The Yeats Connection

There are several Yeats family associated houses at Rosses point. Moyle Lodge and Bawnmore Lodge both stand close to the remaining entrance gate to Elsinore House, which was owned by Henry Middleton, Uncle of the poet, W.B. and painter Jack Yeats. Their grand-aunt, Mary Yeats, lived in a small two-storeyed house called Seaview on the right of the Sligo-Rosses Point road. She was a farmer.

Moyle Lodge was owned by the Pollexfen family, cousins of the Yeats, and here W. B. and Jack spent many a summer. Bawnmore Lodge, next door, was once a Middleton family house, also relations of the Yeats.

Elsinore House, which stands in sad decay near the pier at Rosses Point, was built by John Black, a successful Sligo smuggler.The house, along with the entire Rosses area was purchased by Henry Middleton in 1867.

Mr.
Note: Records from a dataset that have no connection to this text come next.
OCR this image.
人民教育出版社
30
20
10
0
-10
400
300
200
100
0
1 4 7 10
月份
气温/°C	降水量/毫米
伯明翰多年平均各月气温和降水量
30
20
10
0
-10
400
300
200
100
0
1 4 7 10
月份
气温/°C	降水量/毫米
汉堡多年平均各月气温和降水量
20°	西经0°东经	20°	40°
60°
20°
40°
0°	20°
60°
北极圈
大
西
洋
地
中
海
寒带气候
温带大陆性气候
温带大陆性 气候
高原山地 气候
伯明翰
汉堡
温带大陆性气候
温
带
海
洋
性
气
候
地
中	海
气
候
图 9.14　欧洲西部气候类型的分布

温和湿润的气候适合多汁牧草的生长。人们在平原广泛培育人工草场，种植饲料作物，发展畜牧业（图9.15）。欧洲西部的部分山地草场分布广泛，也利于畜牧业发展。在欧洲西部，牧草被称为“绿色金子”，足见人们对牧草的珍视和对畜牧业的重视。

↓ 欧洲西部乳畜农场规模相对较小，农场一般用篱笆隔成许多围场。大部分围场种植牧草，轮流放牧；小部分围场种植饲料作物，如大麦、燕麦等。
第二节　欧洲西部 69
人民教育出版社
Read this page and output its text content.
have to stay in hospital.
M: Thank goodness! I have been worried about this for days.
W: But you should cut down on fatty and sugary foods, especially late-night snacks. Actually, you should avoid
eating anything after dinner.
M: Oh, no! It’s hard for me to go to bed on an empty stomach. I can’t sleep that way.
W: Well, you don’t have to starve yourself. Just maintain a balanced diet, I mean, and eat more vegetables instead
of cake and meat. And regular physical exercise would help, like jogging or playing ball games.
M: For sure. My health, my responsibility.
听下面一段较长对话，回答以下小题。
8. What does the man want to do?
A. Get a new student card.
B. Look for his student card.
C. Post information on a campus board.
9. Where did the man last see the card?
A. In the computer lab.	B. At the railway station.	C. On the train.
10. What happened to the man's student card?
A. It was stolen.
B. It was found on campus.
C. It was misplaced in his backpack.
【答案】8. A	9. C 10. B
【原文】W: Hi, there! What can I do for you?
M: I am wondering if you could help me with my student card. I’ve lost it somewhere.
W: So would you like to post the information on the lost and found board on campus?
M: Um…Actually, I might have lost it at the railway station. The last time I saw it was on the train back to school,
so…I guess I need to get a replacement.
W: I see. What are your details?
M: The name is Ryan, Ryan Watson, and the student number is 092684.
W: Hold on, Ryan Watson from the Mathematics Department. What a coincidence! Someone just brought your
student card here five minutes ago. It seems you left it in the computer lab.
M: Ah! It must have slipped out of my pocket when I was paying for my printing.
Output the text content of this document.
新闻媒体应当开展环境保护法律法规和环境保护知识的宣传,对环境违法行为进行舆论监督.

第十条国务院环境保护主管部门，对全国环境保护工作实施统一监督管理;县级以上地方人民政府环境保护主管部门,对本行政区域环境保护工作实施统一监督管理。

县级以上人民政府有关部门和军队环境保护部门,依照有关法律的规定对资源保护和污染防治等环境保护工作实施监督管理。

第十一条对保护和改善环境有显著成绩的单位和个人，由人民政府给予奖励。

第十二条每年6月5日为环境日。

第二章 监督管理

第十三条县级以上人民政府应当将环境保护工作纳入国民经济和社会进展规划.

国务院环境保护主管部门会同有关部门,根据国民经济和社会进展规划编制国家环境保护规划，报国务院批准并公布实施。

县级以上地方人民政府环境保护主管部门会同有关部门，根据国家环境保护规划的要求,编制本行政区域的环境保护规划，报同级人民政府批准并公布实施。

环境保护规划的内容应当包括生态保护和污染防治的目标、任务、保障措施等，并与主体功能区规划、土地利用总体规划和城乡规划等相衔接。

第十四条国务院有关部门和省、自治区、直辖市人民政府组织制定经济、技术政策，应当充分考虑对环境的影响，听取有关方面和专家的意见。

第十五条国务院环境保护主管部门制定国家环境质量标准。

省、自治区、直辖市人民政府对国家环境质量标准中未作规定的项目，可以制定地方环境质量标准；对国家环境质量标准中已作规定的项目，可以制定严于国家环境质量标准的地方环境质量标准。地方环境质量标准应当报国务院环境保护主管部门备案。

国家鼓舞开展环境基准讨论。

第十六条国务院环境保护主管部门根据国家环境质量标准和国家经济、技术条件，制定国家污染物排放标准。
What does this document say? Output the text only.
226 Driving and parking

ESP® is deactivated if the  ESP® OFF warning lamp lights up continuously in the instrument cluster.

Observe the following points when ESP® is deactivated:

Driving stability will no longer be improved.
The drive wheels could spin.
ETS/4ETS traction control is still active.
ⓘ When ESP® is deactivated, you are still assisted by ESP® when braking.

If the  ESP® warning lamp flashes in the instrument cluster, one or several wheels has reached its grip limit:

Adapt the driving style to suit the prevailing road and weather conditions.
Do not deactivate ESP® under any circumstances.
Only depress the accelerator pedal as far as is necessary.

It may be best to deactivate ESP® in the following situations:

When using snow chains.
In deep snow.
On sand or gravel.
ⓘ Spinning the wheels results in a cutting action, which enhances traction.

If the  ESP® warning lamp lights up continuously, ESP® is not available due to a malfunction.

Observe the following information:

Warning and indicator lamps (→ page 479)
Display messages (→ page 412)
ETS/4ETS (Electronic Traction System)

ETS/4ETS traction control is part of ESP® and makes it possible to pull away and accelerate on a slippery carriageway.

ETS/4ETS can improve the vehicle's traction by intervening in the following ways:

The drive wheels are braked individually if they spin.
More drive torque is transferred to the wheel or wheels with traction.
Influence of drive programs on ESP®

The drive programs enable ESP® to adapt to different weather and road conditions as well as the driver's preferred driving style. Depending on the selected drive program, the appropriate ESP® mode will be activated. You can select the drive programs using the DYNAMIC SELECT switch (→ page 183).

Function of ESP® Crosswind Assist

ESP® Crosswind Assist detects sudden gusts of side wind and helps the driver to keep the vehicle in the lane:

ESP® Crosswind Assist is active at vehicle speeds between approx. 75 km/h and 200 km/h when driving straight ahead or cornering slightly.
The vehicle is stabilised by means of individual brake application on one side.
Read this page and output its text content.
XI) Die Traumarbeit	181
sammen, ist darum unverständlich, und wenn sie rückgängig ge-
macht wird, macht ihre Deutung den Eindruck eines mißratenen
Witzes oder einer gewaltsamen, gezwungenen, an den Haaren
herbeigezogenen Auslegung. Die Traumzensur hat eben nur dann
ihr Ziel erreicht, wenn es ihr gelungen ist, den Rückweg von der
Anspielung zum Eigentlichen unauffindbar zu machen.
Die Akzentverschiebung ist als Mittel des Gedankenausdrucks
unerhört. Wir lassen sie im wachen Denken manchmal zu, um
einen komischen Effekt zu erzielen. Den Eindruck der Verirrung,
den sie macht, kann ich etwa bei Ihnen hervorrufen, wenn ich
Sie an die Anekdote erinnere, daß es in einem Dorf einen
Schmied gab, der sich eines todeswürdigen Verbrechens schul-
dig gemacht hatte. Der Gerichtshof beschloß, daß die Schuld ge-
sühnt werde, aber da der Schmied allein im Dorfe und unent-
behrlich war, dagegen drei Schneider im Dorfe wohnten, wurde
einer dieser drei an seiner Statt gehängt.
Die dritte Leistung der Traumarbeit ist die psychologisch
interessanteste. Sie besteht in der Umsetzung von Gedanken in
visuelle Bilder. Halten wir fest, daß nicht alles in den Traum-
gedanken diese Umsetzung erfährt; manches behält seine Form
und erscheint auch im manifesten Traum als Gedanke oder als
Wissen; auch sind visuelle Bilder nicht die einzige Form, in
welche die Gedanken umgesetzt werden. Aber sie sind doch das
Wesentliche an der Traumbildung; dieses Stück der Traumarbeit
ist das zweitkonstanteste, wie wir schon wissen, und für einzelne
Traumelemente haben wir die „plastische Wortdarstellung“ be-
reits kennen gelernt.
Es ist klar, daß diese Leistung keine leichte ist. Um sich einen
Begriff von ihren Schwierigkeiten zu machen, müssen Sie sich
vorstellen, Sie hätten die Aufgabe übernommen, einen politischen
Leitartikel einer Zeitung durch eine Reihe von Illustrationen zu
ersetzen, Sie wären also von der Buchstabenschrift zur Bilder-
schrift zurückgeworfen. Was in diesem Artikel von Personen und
Middleton spent several thousand pounds on improvements to Rosses Point. He granted building leases, encouraging the growth of the area as a seaside resort. Hotels sprung up, along with many attractive houses. The place rapidly expanded and became completely changed in comparison to the early 1800s when there was not a single house in the village.

Elsinore House commanded the sea between Rosses Point and Coney Island, once a smuggler's paradise. Smuggler's guns stood on its lawns and in the turret on the grounds overlooking the channel. A tunnel used for smuggling ran from the house under the sea.

In those days it was believed that the house was haunted by the ghosts of smugglers who used to tap on the window panes.

Elsinore was named after the Danish Royal Castle of Elsinore which commands the Kattlegat, the sea between Denmark and Sweden. William and Jack Yeats spent their summers boating, swimming or fishing, at Elsinore House.

Their uncle, Henry Middleton, was very reclusive, allowing no-one entry to his house, only the garden-boy and the postman.

Both William and Jack were inspired by their memories of Rosses Point.

William remembered Henry Middleton in his poem:

My name is Henry Middleton,
I have a small demense,
On a storm bittern green,
I scrub its floors and make my bed,
I cook and change my plate,
The post and garden-boy alone
Have keys to my old gate.

Jack Yeats' painting "Leaving the Far Point" commemorates a walk at Rosses Point with his wife, Cottie, and his uncle, George Pollexfen, who carried a stick. Jack has included himself, wearing a wide-brimmed hat. In 1954 he presented this painting to the Mayor of Sligo.

Part of his letter reads: "It has been said that I spent my boyhood in Sligo and when I left it was to be a student of art far away. That is true, and also it is true that for the next twenty years I spent every summer at Rosses Point, that Garavogue gateway to the beautiful, old, ever active, and intelligent, ever lovely and ever young, City of Sligo."

"Leaving the Far Point" is now part of the permanent collection of Yeats pictures to be seen in the Sligo Museum and Art Gallery in Stephen Street.